I was wondering if someone could flesh out the probabilistic interpretation of using the Radial Basis Function to compute the probability between an observation and some reference value.
My question is partially motivated by the top answer of this reddit thread:
The RBF kernel is a standard kernel function in $R^n$ space because it has just one free parameter, $\gamma$, and satisfies the condition $K(x,x') = K(x',x)$. More specifically, one way to think of the RBF kernel is that if we assume $x'$ is characteristic of some gaussian distribution (it is the mean value of that distribution), then $RBF(x,x')$ is the probability that $x$ is another sample from that distribution.
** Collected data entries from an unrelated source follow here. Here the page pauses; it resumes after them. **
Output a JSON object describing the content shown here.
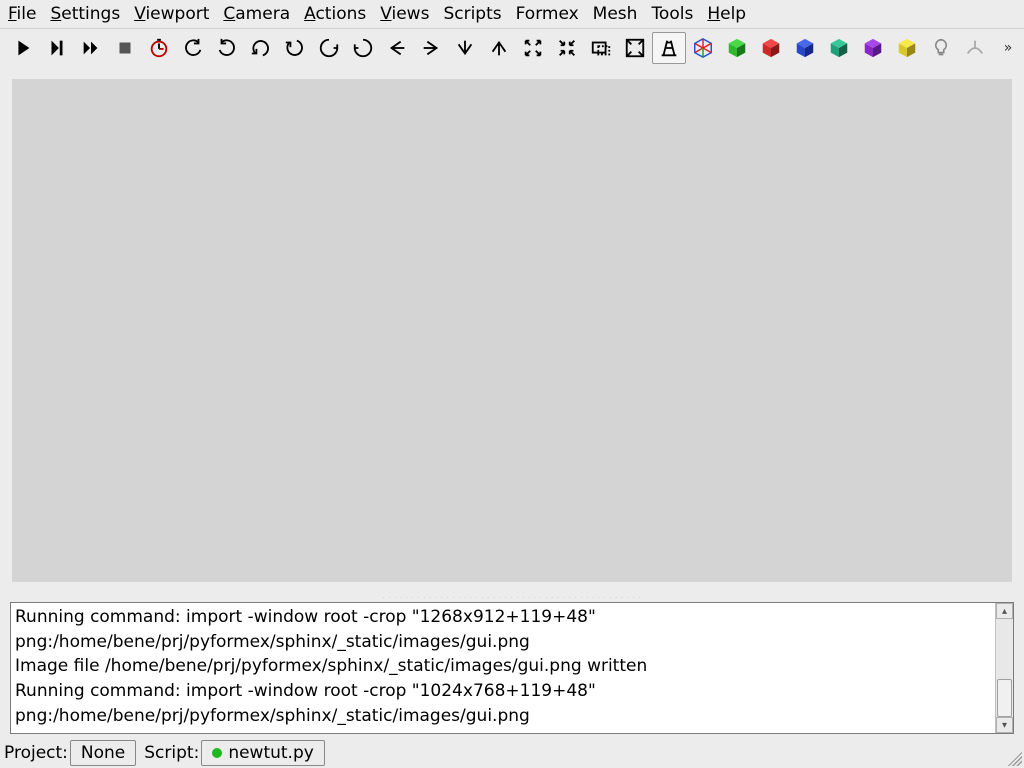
{
  "menubar": {
    "items": [
      {
        "label": "File",
        "u": true
      },
      {
        "label": "Settings",
        "u": true
      },
      {
        "label": "Viewport",
        "u": true
      },
      {
        "label": "Camera",
        "u": true
      },
      {
        "label": "Actions",
        "u": true
      },
      {
        "label": "Views",
        "u": true
      },
      {
        "label": "Scripts",
        "u": false
      },
      {
        "label": "Formex",
        "u": false
      },
      {
        "label": "Mesh",
        "u": false
      },
      {
        "label": "Tools",
        "u": false
      },
      {
        "label": "Help",
        "u": true
      }
    ]
  },
  "toolbar": {
    "buttons": [
      {
        "name": "play-icon",
        "kind": "play"
      },
      {
        "name": "step-icon",
        "kind": "step"
      },
      {
        "name": "fastforward-icon",
        "kind": "ff"
      },
      {
        "name": "stop-icon",
        "kind": "stop"
      },
      {
        "name": "timer-icon",
        "kind": "timer"
      },
      {
        "name": "rotate-left-icon",
        "kind": "rotl"
      },
      {
        "name": "rotate-right-icon",
        "kind": "rotr"
      },
      {
        "name": "rotate-up-icon",
        "kind": "rotu"
      },
      {
        "name": "rotate-down-icon",
        "kind": "rotd"
      },
      {
        "name": "twist-left-icon",
        "kind": "twl"
      },
      {
        "name": "twist-right-icon",
        "kind": "twr"
      },
      {
        "name": "arrow-left-icon",
        "kind": "al"
      },
      {
        "name": "arrow-right-icon",
        "kind": "ar"
      },
      {
        "name": "arrow-down-icon",
        "kind": "ad"
      },
      {
        "name": "arrow-up-icon",
        "kind": "au"
      },
      {
        "name": "zoom-out-icon",
        "kind": "zo"
      },
      {
        "name": "zoom-in-icon",
        "kind": "zi"
      },
      {
        "name": "zoom-rect-icon",
        "kind": "zr"
      },
      {
        "name": "zoom-all-icon",
        "kind": "za"
      },
      {
        "name": "perspective-icon",
        "kind": "persp",
        "active": true
      },
      {
        "name": "cube-wire-icon",
        "kind": "cw",
        "colors": [
          "#e02020",
          "#20a020",
          "#2050e0"
        ]
      },
      {
        "name": "cube-green-icon",
        "kind": "cube",
        "colors": [
          "#2fb82f",
          "#1a7a1a",
          "#48d848"
        ]
      },
      {
        "name": "cube-red-icon",
        "kind": "cube",
        "colors": [
          "#d02828",
          "#8a1818",
          "#f04848"
        ]
      },
      {
        "name": "cube-blue-icon",
        "kind": "cube",
        "colors": [
          "#2848c8",
          "#182888",
          "#4868e8"
        ]
      },
      {
        "name": "cube-teal-icon",
        "kind": "cube",
        "colors": [
          "#20a078",
          "#146048",
          "#38c898"
        ]
      },
      {
        "name": "cube-purple-icon",
        "kind": "cube",
        "colors": [
          "#8828c8",
          "#581888",
          "#a848e8"
        ]
      },
      {
        "name": "cube-yellow-icon",
        "kind": "cube",
        "colors": [
          "#d8c828",
          "#988818",
          "#f8e848"
        ]
      },
      {
        "name": "lightbulb-icon",
        "kind": "bulb"
      },
      {
        "name": "normals-icon",
        "kind": "normals"
      }
    ]
  },
  "console": {
    "lines": [
      "Running command: import -window root -crop \"1268x912+119+48\"",
      "png:/home/bene/prj/pyformex/sphinx/_static/images/gui.png",
      "Image file /home/bene/prj/pyformex/sphinx/_static/images/gui.png written",
      "Running command: import -window root -crop \"1024x768+119+48\"",
      "png:/home/bene/prj/pyformex/sphinx/_static/images/gui.png"
    ]
  },
  "statusbar": {
    "project_label": "Project:",
    "project_value": "None",
    "script_label": "Script:",
    "script_value": "newtut.py"
  }
}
In this interpretation, $\gamma$ is related to the tunable variance of that distribution.
Does this mean that if we have an observation $\bf{s}$ and we want to know if $\bf{s}$ is generated by a source $\bf{q}$ if $\bf{s}$ is a noisy version of $\bf{q}$, then we can say:
$$P(\mathbf{s} \text{ generated by } \mathbf{q}) \propto \text{exp}(-\gamma d(\mathbf{s},\mathbf{q}))$$ $$P(\text{belongs to a Gaussian region defined by } \mathbf{q} | \mathbf{s}) \approx \text{exp}(-\gamma d(\mathbf{s},\mathbf{q}))$$
where $d(\mathbf{s},\mathbf{q})$ is the distance between $\bf{s}$ and $\bf{q}$ and $\gamma$ is as described in the above quote.
Does this all seem consistent? That this probability is a direct consequence of the RBF comparing an observation to some mean value (or reference value or source value)?
Any references/links to tutorials are most welcome.